New vehicle prices fell 0.1% in August, and have fallen seven of the last eight months, while used car and truck prices gained 0.5%, the third consecutive monthly increase. New and used vehicle prices are now down 1.6% and 2.8%, respectively, from year-ago levels.
Housing costs rose 0.3% in August and are up 2.5% at an annual rate in the last six months. Apparel prices gained 1.1% last month, the first increase after four consecutive down months. Commodity prices increased 0.2%, and are up 2.2% at an annual rate in the last six months.

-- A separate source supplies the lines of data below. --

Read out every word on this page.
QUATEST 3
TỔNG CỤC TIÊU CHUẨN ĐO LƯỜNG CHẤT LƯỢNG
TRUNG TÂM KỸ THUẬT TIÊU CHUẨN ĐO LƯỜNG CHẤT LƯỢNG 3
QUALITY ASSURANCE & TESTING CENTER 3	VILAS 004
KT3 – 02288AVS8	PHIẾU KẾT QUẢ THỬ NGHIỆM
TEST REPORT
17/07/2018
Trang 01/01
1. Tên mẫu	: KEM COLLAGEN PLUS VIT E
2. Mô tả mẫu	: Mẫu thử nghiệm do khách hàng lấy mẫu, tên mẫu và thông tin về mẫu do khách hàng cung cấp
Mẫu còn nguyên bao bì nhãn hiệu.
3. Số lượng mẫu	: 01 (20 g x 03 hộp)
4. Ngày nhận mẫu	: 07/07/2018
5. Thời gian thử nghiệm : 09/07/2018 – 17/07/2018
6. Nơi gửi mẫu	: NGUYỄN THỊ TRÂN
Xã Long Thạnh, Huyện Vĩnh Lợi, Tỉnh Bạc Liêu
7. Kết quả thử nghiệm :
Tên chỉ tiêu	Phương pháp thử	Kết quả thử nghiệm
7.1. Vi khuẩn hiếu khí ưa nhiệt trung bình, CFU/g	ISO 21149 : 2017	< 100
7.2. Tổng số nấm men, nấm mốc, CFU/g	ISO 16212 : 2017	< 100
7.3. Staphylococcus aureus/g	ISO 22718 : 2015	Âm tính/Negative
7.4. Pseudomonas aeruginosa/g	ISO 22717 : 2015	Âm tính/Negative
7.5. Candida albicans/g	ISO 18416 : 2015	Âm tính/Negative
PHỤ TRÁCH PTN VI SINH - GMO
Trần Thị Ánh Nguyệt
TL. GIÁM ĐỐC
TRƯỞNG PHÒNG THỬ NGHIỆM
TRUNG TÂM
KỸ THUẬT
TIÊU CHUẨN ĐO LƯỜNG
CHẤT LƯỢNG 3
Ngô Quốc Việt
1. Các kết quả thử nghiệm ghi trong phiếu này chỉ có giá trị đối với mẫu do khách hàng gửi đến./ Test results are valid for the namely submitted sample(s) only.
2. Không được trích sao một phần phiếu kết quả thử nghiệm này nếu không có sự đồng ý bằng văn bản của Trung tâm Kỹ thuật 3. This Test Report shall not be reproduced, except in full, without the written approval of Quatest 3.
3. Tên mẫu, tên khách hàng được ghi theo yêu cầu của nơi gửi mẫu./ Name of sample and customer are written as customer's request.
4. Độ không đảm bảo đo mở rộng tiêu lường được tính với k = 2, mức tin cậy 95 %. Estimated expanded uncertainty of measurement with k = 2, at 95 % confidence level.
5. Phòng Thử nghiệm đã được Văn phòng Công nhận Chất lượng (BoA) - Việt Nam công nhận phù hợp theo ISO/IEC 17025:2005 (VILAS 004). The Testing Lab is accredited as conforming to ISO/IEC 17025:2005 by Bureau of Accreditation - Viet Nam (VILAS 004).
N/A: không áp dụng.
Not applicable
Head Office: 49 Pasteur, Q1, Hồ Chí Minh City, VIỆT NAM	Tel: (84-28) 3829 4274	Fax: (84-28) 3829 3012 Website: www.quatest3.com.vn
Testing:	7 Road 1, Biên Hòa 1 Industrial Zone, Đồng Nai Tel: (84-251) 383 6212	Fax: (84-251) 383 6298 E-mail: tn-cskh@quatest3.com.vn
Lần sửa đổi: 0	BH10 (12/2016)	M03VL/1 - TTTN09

Implications: With the consensus looking for a 0.2% increase in both the overall and "core" CPI indices, the August gain of 0.3% in each was somewhat of a surprise. Energy prices ticked up 0.6% in August, while food prices slipped 0.1% and tobacco prices surged 2.4%. However, services prices rose 0.4% and are up 3.1% at an annual rate in the past three months. While one month of data does not make a trend and it is premature to declare a return of inflation yet, the bigger than expected August increase should be taken as a warning shot across the bow. The CPI reacts to changes in monetary policy with a lag of roughly 18-24 months and the Fed has been following an accommodative monetary policy for well over a year now. With the real federal funds rate near zero we have consistently forecast an increase in inflationary pressures in 2003. Once the lags play out, if the Fed has not increased rates, inflationary pressures must begin to build. Remember, periods of higher inflation are always preceded by periods of lower inflation. With the Fed focused on the fragile equity market, any prospective tightening is continually pushed back. This causes the price of gold and commodity prices to rise and boosts the prospects for higher prices in the years ahead.
The only indication of a recovery was seen in the rise in the stock market, which has vanished like a vapor since July.
Everyone likes to think we are in a economic recovery, but there is a lot more evidence to indicate we are lumbering along into an even longer recession.